Inspirada em preceitos democráticos e de liberdade, a Carta de 1988, incorpora em seu texto o mais amplo rol de direitos e garantias fundamentais já previsto até então, inserindo-o dentro do sistema das cláusulas pétreas, que consistem em limites expressamente materiais ao poder reformador do Estado, de forma que figuram como cerne imodificável da estrutura basilar da Constituição.

 Destarte, todas as nossas constituições republicanas, com exceção da Carta de 1937, sempre tiveram um núcleo imodificável, não sujeito a tentativas de abolição por parte do legislador reformador.

De acordo com o princípio democrático, a vontade da maioria da população deve ser respeitada, isto é, o povo deve tomar suas decisões políticas através de deliberação onde a vontade majoritária, em regra, deve prevalecer. Por outro lado, as cláusulas pétreas impedem que sejam alteradas as normas constitucionais por elas abrangidas mesmo se a vontade da maioria assim desejar. Com isso, as gerações futuras ficam vinculadas, eternamente, por uma escolha imutável, ainda que essa opção não corresponda mais aos anseios populares.

Em se tratando de direitos fundamentais, a existência de cláusulas pétreas mostra-se uma experiência profundamente antidemocrática, já que os direitos fundamentais são variáveis, modificam-se ao longo do tempo e de acordo com a necessidade de cada sociedade.

 Todavia, a presente pesquisa aponta que a intangibilidade dos direitos fundamentais, no ordenamento jurídico brasileiro, aparece mais como uma tentativa de afirmação e consolidação da democracia do que como um desafio ao princípio democrático. Vislumbra-se que o regime democrático brasileiro, marcado pela presença de cláusulas pétreas e pelo exercício do controle de constitucionalidade das leis pelo poder judiciário, tem possibilitado a manutenção da vontade do constituinte sem afetar, por outro lado, o ideário democrático e a evolução da sociedade.

Nota-se que, atualmente, a estabilidade constitucional está mais relacionada com o amadurecimento da sociedade e das instituições estatais do que com o processo legislativo de modificação do texto constitucional. E o que se verifica no Brasil é que a todo instante surgem novos projetos de alteração do Texto Constitucional. Todos os anos diversas emendas constitucionais são promulgadas, traduzindo a sensação de uma profunda instabilidade social e governamental. Diversas normas constitucionais são criadas, enquanto outras sequer tiveram sua regulamentação concretizada. A tônica contemporânea são as constantes reformas que a todo o momento emergem do Congresso Nacional.

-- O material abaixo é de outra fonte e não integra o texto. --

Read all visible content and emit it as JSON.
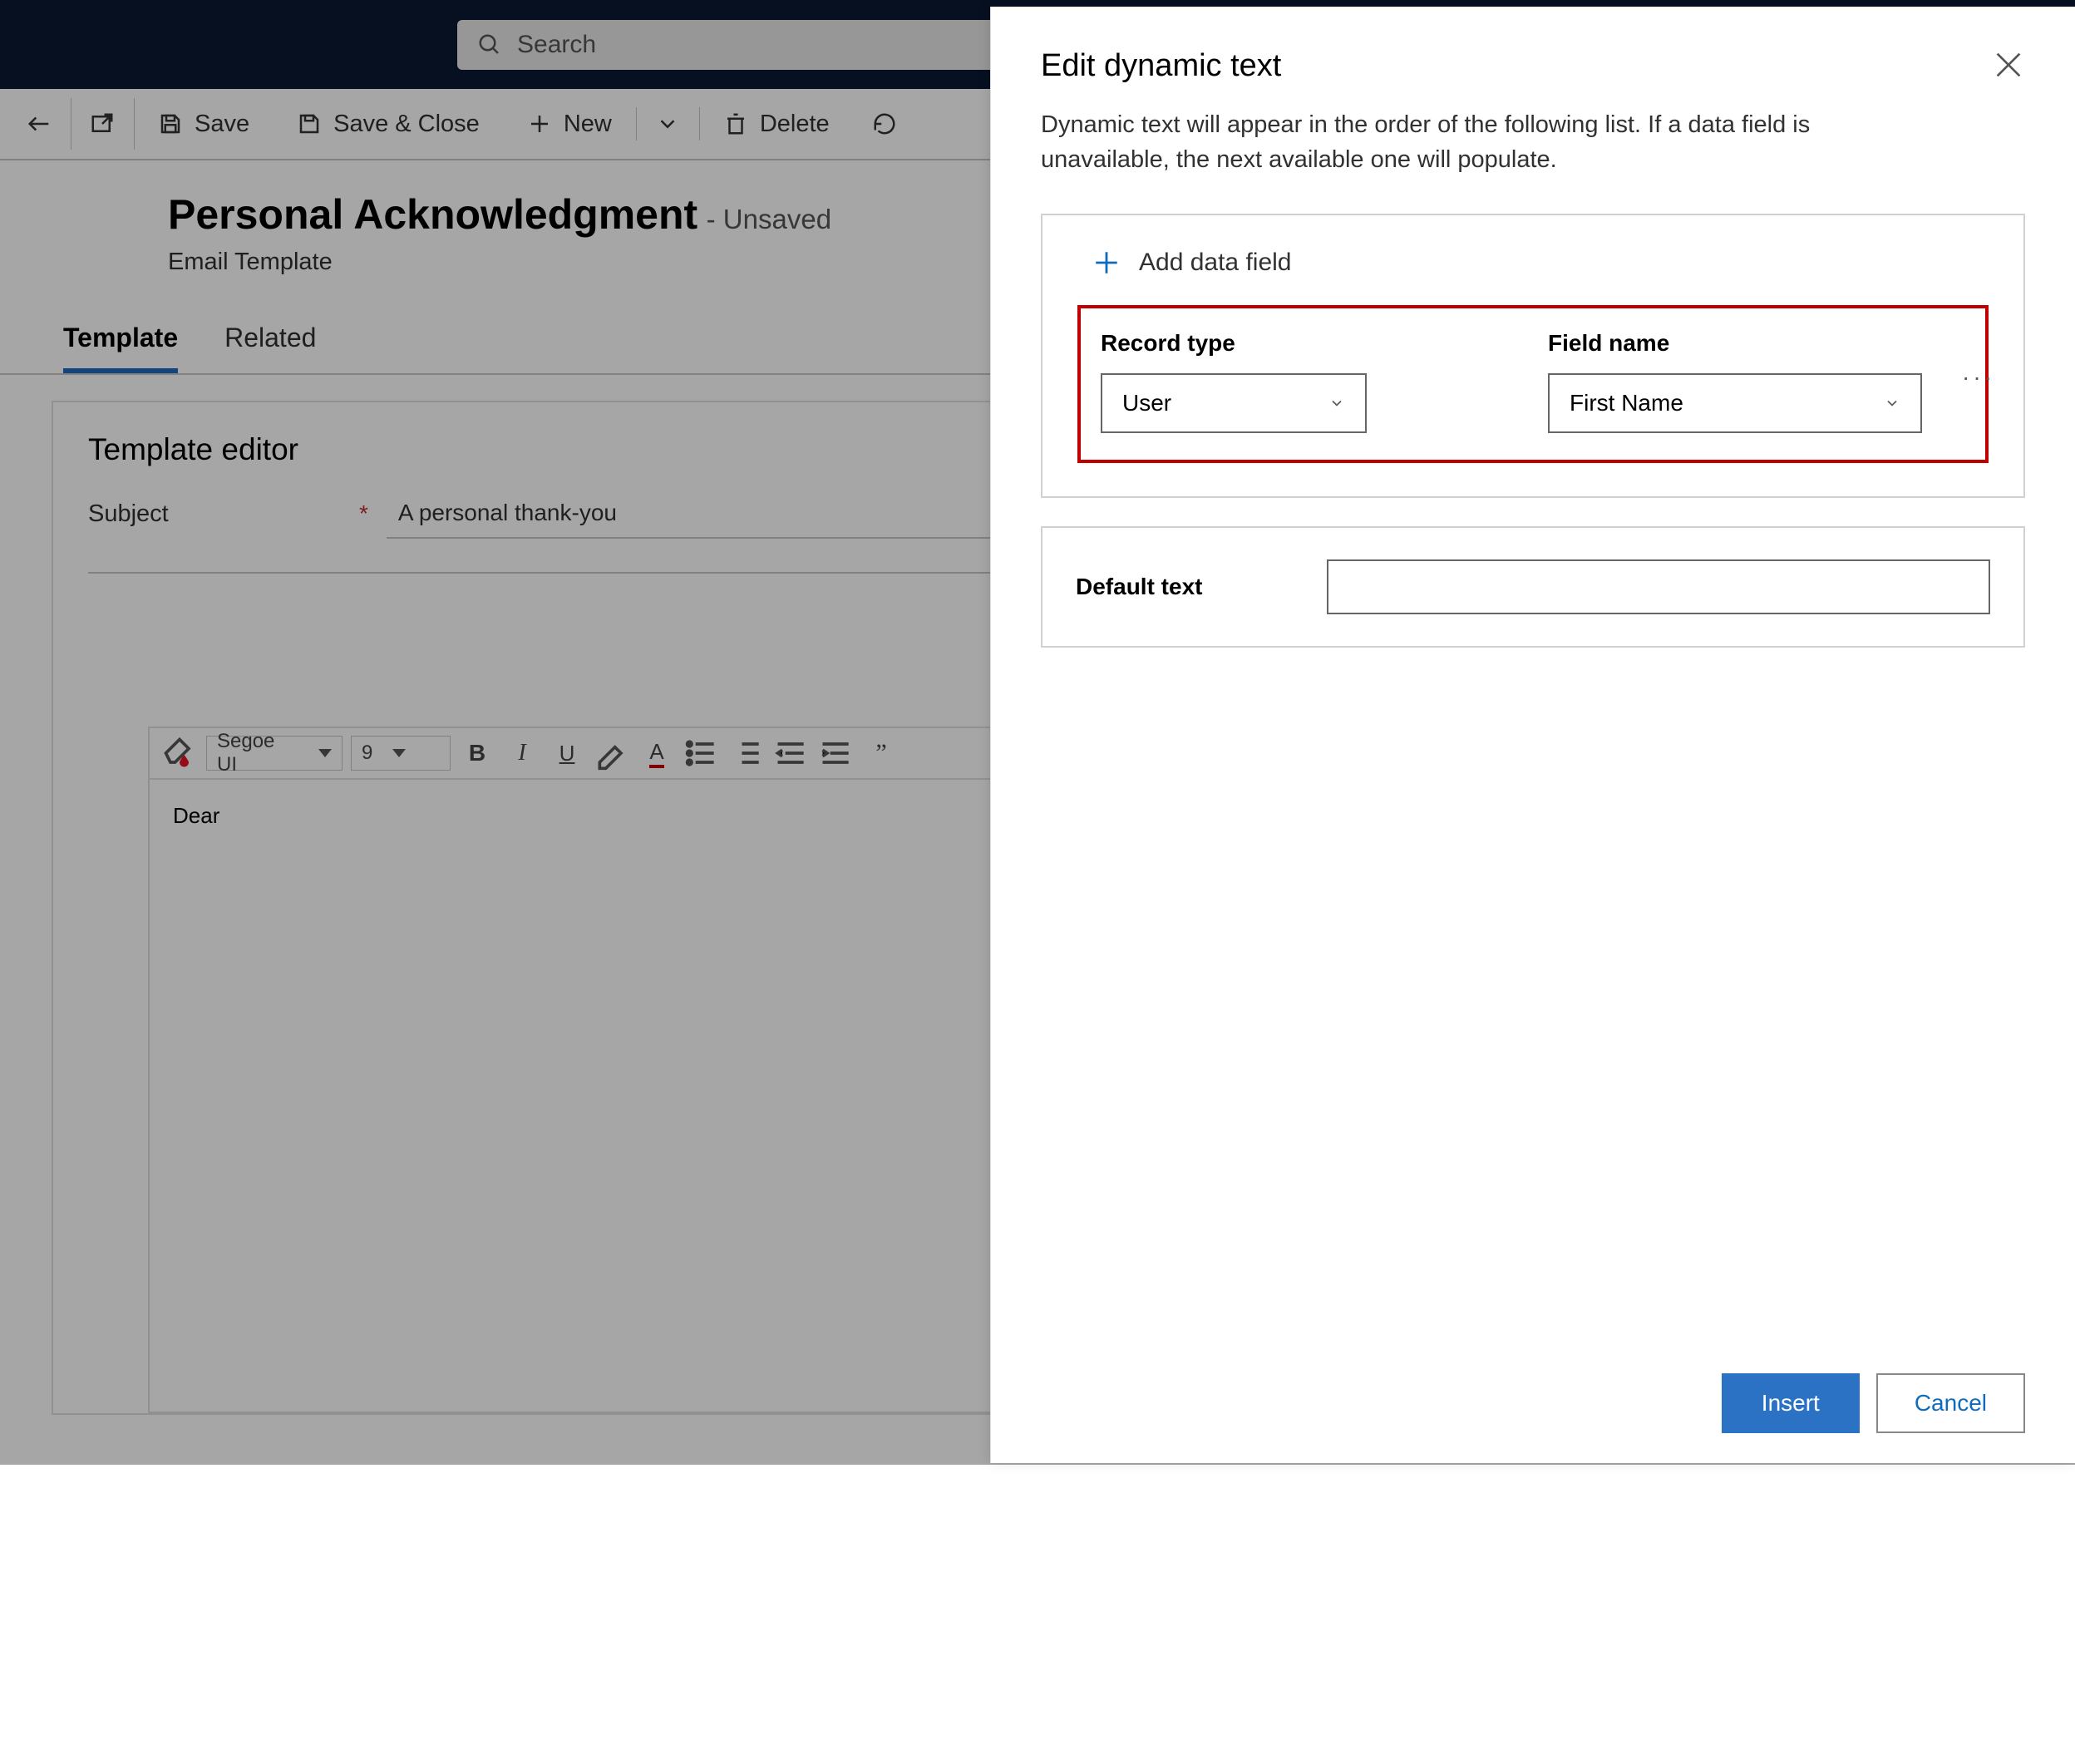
{
  "topbar": {
    "search_placeholder": "Search"
  },
  "commandbar": {
    "save": "Save",
    "save_close": "Save & Close",
    "new": "New",
    "delete": "Delete"
  },
  "header": {
    "title": "Personal Acknowledgment",
    "status": "- Unsaved",
    "subtitle": "Email Template"
  },
  "tabs": {
    "template": "Template",
    "related": "Related"
  },
  "editor": {
    "heading": "Template editor",
    "subject_label": "Subject",
    "subject_value": "A personal thank-you",
    "rte": {
      "font": "Segoe UI",
      "size": "9",
      "body": "Dear"
    }
  },
  "panel": {
    "title": "Edit dynamic text",
    "description": "Dynamic text will appear in the order of the following list. If a data field is unavailable, the next available one will populate.",
    "add_field": "Add data field",
    "record_type_label": "Record type",
    "record_type_value": "User",
    "field_name_label": "Field name",
    "field_name_value": "First Name",
    "default_text_label": "Default text",
    "default_text_value": "",
    "insert": "Insert",
    "cancel": "Cancel"
  }
}
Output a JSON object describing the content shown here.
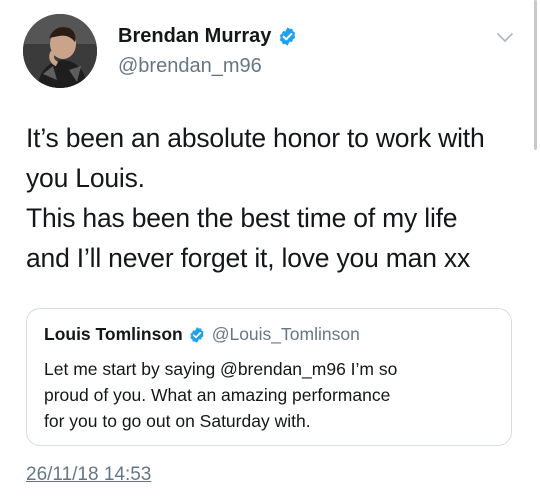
{
  "author": {
    "display_name": "Brendan Murray",
    "handle": "@brendan_m96",
    "verified": true,
    "avatar_icon": "profile-photo"
  },
  "menu_icon": "chevron-down-icon",
  "tweet": {
    "lines": [
      "It’s been an absolute honor to work with",
      "you Louis.",
      "This has been the best time of my life",
      "and I’ll never forget it, love you man xx"
    ],
    "timestamp": "26/11/18 14:53"
  },
  "quoted_tweet": {
    "display_name": "Louis Tomlinson",
    "handle": "@Louis_Tomlinson",
    "verified": true,
    "lines": [
      "Let me start by saying @brendan_m96 I’m so",
      "proud of you. What an amazing performance",
      "for you to go out on Saturday with."
    ]
  },
  "colors": {
    "verified_blue": "#1da1f2",
    "secondary_text": "#657786",
    "primary_text": "#14171a",
    "border": "#d6dde3"
  }
}
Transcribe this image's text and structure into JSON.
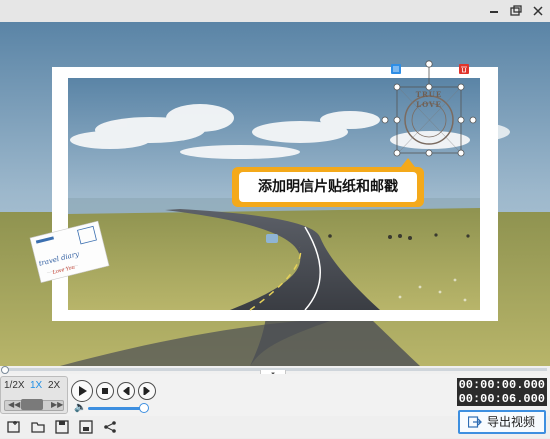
{
  "window": {
    "minimize_icon": "minimize-icon",
    "restore_icon": "restore-icon",
    "close_icon": "close-icon"
  },
  "preview": {
    "callout_text": "添加明信片贴纸和邮戳",
    "stamp_text_top": "TRUE",
    "stamp_text_bottom": "LOVE",
    "postcard_title": "travel diary",
    "postcard_sub": "Love You"
  },
  "playback": {
    "speeds": [
      "1/2X",
      "1X",
      "2X"
    ],
    "active_speed": "1X",
    "current_time": "00:00:00.000",
    "total_time": "00:00:06.000",
    "position_fraction": 0.0,
    "volume_fraction": 0.95
  },
  "toolbar": {
    "export_label": "导出视频",
    "icons": [
      "add-image-icon",
      "open-folder-icon",
      "save-icon",
      "save-as-icon",
      "share-icon"
    ]
  },
  "colors": {
    "accent": "#3d8fe0",
    "callout": "#f4a91a",
    "delete": "#e0342b"
  }
}
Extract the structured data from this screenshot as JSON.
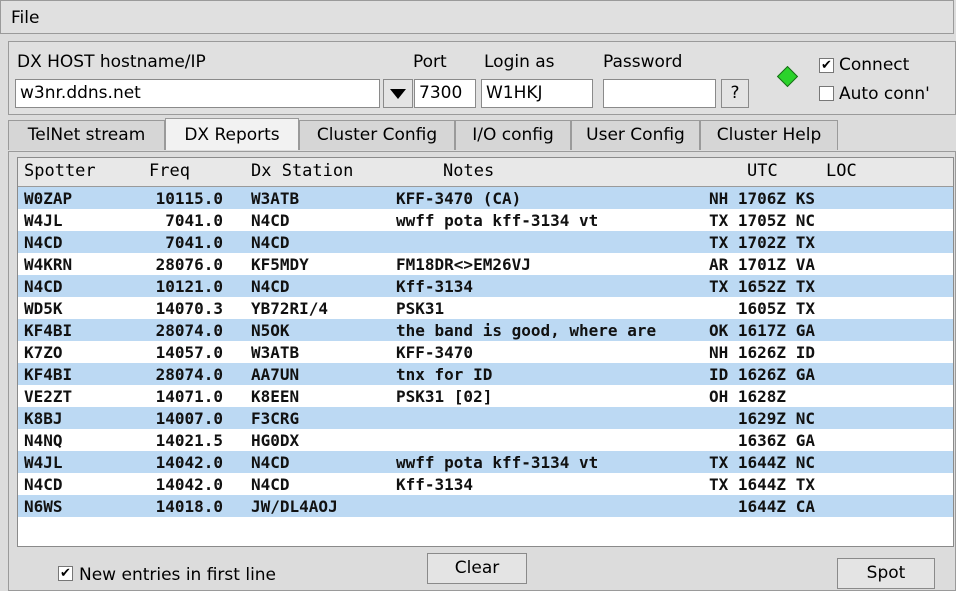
{
  "menubar": {
    "file_label": "File"
  },
  "host": {
    "hostname_label": "DX HOST hostname/IP",
    "hostname_value": "w3nr.ddns.net",
    "port_label": "Port",
    "port_value": "7300",
    "login_label": "Login as",
    "login_value": "W1HKJ",
    "password_label": "Password",
    "password_value": "",
    "help_label": "?",
    "connect_label": "Connect",
    "connect_checked": true,
    "autoconn_label": "Auto conn'",
    "autoconn_checked": false,
    "status_color": "#2bd32b"
  },
  "tabs": [
    {
      "label": "TelNet stream"
    },
    {
      "label": "DX Reports"
    },
    {
      "label": "Cluster Config"
    },
    {
      "label": "I/O config"
    },
    {
      "label": "User Config"
    },
    {
      "label": "Cluster Help"
    }
  ],
  "active_tab": "DX Reports",
  "table": {
    "headers": [
      "Spotter",
      "Freq",
      "Dx Station",
      "Notes",
      "UTC",
      "LOC"
    ],
    "rows": [
      {
        "spotter": "W0ZAP",
        "freq": "10115.0",
        "dx": "W3ATB",
        "notes": "KFF-3470 (CA)",
        "utc": "NH 1706Z KS"
      },
      {
        "spotter": "W4JL",
        "freq": "7041.0",
        "dx": "N4CD",
        "notes": "wwff pota kff-3134 vt",
        "utc": "TX 1705Z NC"
      },
      {
        "spotter": "N4CD",
        "freq": "7041.0",
        "dx": "N4CD",
        "notes": "",
        "utc": "TX 1702Z TX"
      },
      {
        "spotter": "W4KRN",
        "freq": "28076.0",
        "dx": "KF5MDY",
        "notes": "FM18DR<>EM26VJ",
        "utc": "AR 1701Z VA"
      },
      {
        "spotter": "N4CD",
        "freq": "10121.0",
        "dx": "N4CD",
        "notes": "Kff-3134",
        "utc": "TX 1652Z TX"
      },
      {
        "spotter": "WD5K",
        "freq": "14070.3",
        "dx": "YB72RI/4",
        "notes": "PSK31",
        "utc": "   1605Z TX"
      },
      {
        "spotter": "KF4BI",
        "freq": "28074.0",
        "dx": "N5OK",
        "notes": "the band is good, where are",
        "utc": "OK 1617Z GA"
      },
      {
        "spotter": "K7ZO",
        "freq": "14057.0",
        "dx": "W3ATB",
        "notes": "KFF-3470",
        "utc": "NH 1626Z ID"
      },
      {
        "spotter": "KF4BI",
        "freq": "28074.0",
        "dx": "AA7UN",
        "notes": "tnx for ID",
        "utc": "ID 1626Z GA"
      },
      {
        "spotter": "VE2ZT",
        "freq": "14071.0",
        "dx": "K8EEN",
        "notes": "PSK31 [02]",
        "utc": "OH 1628Z"
      },
      {
        "spotter": "K8BJ",
        "freq": "14007.0",
        "dx": "F3CRG",
        "notes": "",
        "utc": "   1629Z NC"
      },
      {
        "spotter": "N4NQ",
        "freq": "14021.5",
        "dx": "HG0DX",
        "notes": "",
        "utc": "   1636Z GA"
      },
      {
        "spotter": "W4JL",
        "freq": "14042.0",
        "dx": "N4CD",
        "notes": "wwff pota kff-3134 vt",
        "utc": "TX 1644Z NC"
      },
      {
        "spotter": "N4CD",
        "freq": "14042.0",
        "dx": "N4CD",
        "notes": "Kff-3134",
        "utc": "TX 1644Z TX"
      },
      {
        "spotter": "N6WS",
        "freq": "14018.0",
        "dx": "JW/DL4AOJ",
        "notes": "",
        "utc": "   1644Z CA"
      }
    ]
  },
  "bottom": {
    "new_entries_label": "New entries in first line",
    "new_entries_checked": true,
    "clear_label": "Clear",
    "spot_label": "Spot"
  }
}
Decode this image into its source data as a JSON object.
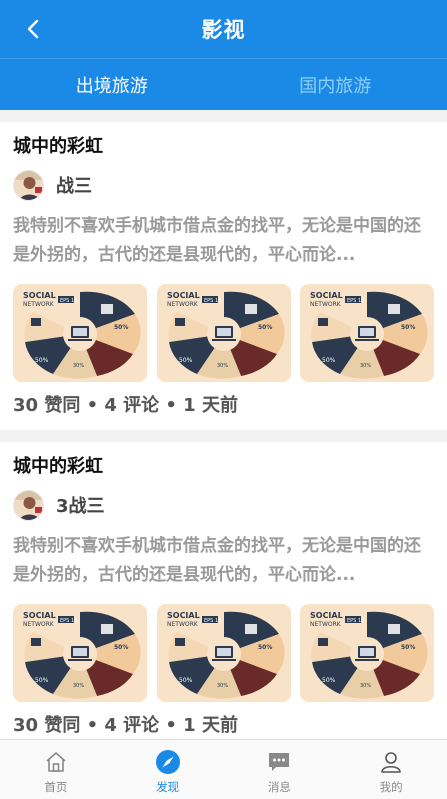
{
  "header": {
    "title": "影视",
    "back_icon": "chevron-left-icon"
  },
  "tabs": [
    {
      "label": "出境旅游",
      "active": true
    },
    {
      "label": "国内旅游",
      "active": false
    }
  ],
  "posts": [
    {
      "title": "城中的彩虹",
      "author": "战三",
      "excerpt": "我特别不喜欢手机城市借点金的找平，无论是中国的还是外拐的，古代的还是县现代的，平心而论...",
      "meta": "30 赞同 • 4 评论 • 1 天前",
      "image_count": 3
    },
    {
      "title": "城中的彩虹",
      "author": "3战三",
      "excerpt": "我特别不喜欢手机城市借点金的找平，无论是中国的还是外拐的，古代的还是县现代的，平心而论...",
      "meta": "30 赞同 • 4 评论 • 1 天前",
      "image_count": 3
    }
  ],
  "bottom_nav": [
    {
      "label": "首页",
      "icon": "home-icon",
      "active": false
    },
    {
      "label": "发现",
      "icon": "compass-icon",
      "active": true
    },
    {
      "label": "消息",
      "icon": "message-icon",
      "active": false
    },
    {
      "label": "我的",
      "icon": "user-icon",
      "active": false
    }
  ],
  "colors": {
    "primary": "#1b8ae6",
    "tab_inactive": "#8fd0f6",
    "excerpt": "#9a9a9a"
  }
}
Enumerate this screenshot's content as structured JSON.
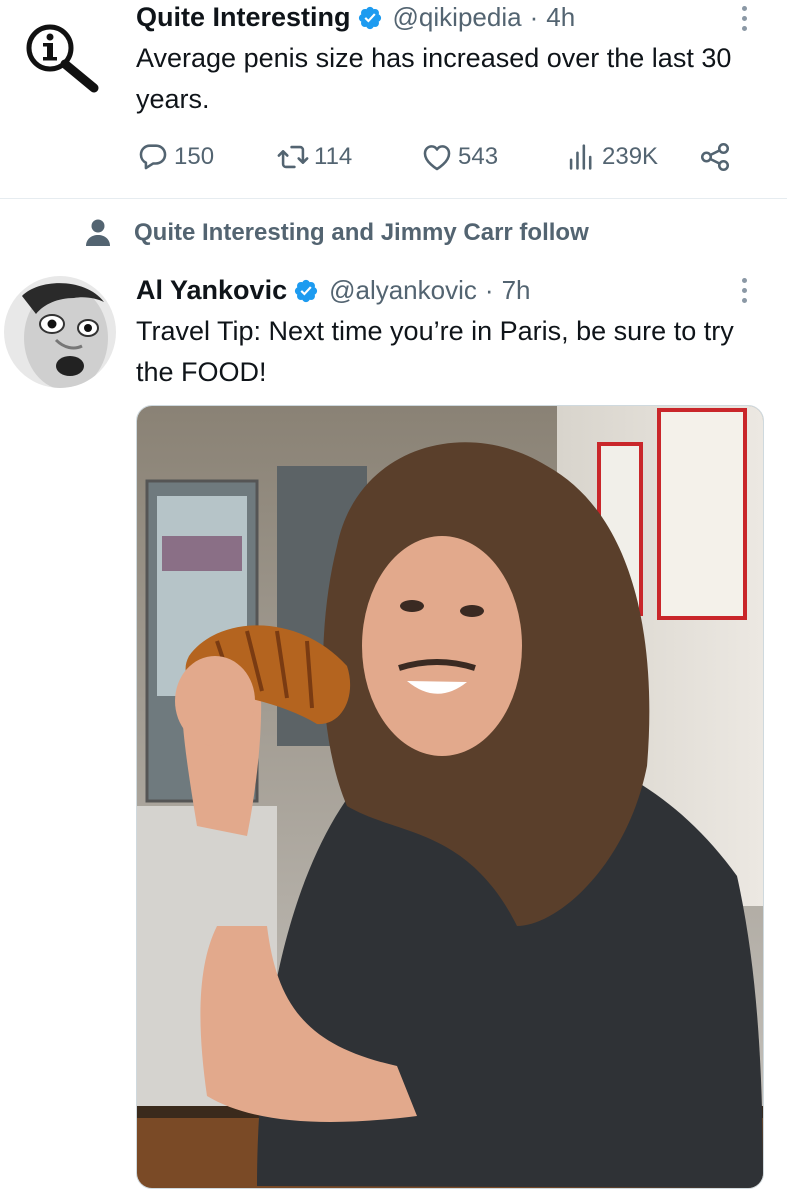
{
  "tweet1": {
    "name": "Quite Interesting",
    "handle": "@qikipedia",
    "separator": "·",
    "time": "4h",
    "text": "Average penis size has increased over the last 30 years.",
    "replies": "150",
    "retweets": "114",
    "likes": "543",
    "views": "239K"
  },
  "tweet2": {
    "social_context": "Quite Interesting and Jimmy Carr follow",
    "name": "Al Yankovic",
    "handle": "@alyankovic",
    "separator": "·",
    "time": "7h",
    "text": "Travel Tip: Next time you’re in Paris, be sure to try the FOOD!",
    "photo_description": "photo-of-man-holding-croissant"
  },
  "colors": {
    "verified": "#1d9bf0",
    "secondary_text": "#536471",
    "primary_text": "#0f1419"
  }
}
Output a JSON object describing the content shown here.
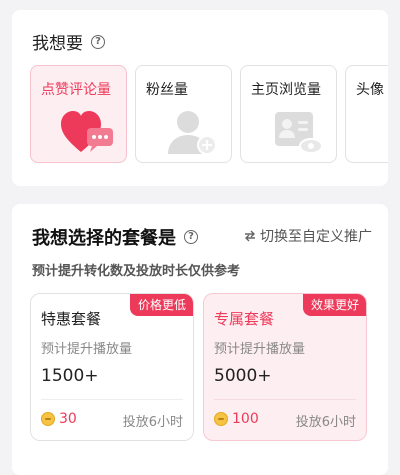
{
  "goal_section": {
    "title": "我想要",
    "help_icon": "question-circle-icon",
    "options": [
      {
        "label": "点赞评论量",
        "icon": "heart-comment-icon",
        "selected": true
      },
      {
        "label": "粉丝量",
        "icon": "person-plus-icon",
        "selected": false
      },
      {
        "label": "主页浏览量",
        "icon": "profile-card-view-icon",
        "selected": false
      },
      {
        "label": "头像",
        "icon": "",
        "selected": false
      }
    ]
  },
  "plan_section": {
    "title": "我想选择的套餐是",
    "help_icon": "question-circle-icon",
    "switch_link": "切换至自定义推广",
    "switch_icon": "swap-arrows-icon",
    "subtitle": "预计提升转化数及投放时长仅供参考",
    "packages": [
      {
        "tag": "价格更低",
        "name": "特惠套餐",
        "metric": "预计提升播放量",
        "value": "1500+",
        "price": "30",
        "duration": "投放6小时",
        "selected": false
      },
      {
        "tag": "效果更好",
        "name": "专属套餐",
        "metric": "预计提升播放量",
        "value": "5000+",
        "price": "100",
        "duration": "投放6小时",
        "selected": true
      }
    ]
  },
  "colors": {
    "accent": "#ee3a5a",
    "selected_bg": "#fdeef1",
    "coin": "#f6c343"
  }
}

Assim sendo, constata-se que o maior desafio da sociedade brasileira é fazer cumprir os princípios e as normas inscritas em sua Carta Magna. Os anseios populares e as reais necessidades dos cidadãos não condizem com os reais interesses das classes políticas, sendo que, o exercício democrático do poder constitui mera formalidade e não condiz com os ideais basilares de uma real democracia, quais sejam: igualdade jurídica, social e econômica.

Verifica-se, ainda, que a atuação do Poder Judiciário na concretização dos direitos fundamentais que permeia o ordenamento jurídico brasileiro tem se mostrado um mal necessário, visto que, somente com oportunidades sociais adequadas os indivíduos podem ser verdadeiros agentes políticos de transformação social e não meros clientes de políticas públicas do Estado.

Não obstante, o direito é dinâmico, deve evoluir conforme evolui a sociedade. Se é preciso conferir um mínimo de estabilidade às constituições, é igualmente necessário não aprisionar o pensamento político das gerações que se seguem à feitura de uma Constituição. E em uma real democracia requer participação política plena e igualitária. Não se pode calar a voz de quem detém o poder: o povo.

Dessa forma, insta asseverar o necessário e urgente fortalecimento dos ideais republicanos no seio da sociedade brasileira. É a participação social que aproxima as políticas públicas dos anseios da população. O povo não pode ser mero espectador ou coadjuvante na verdadeira democracia.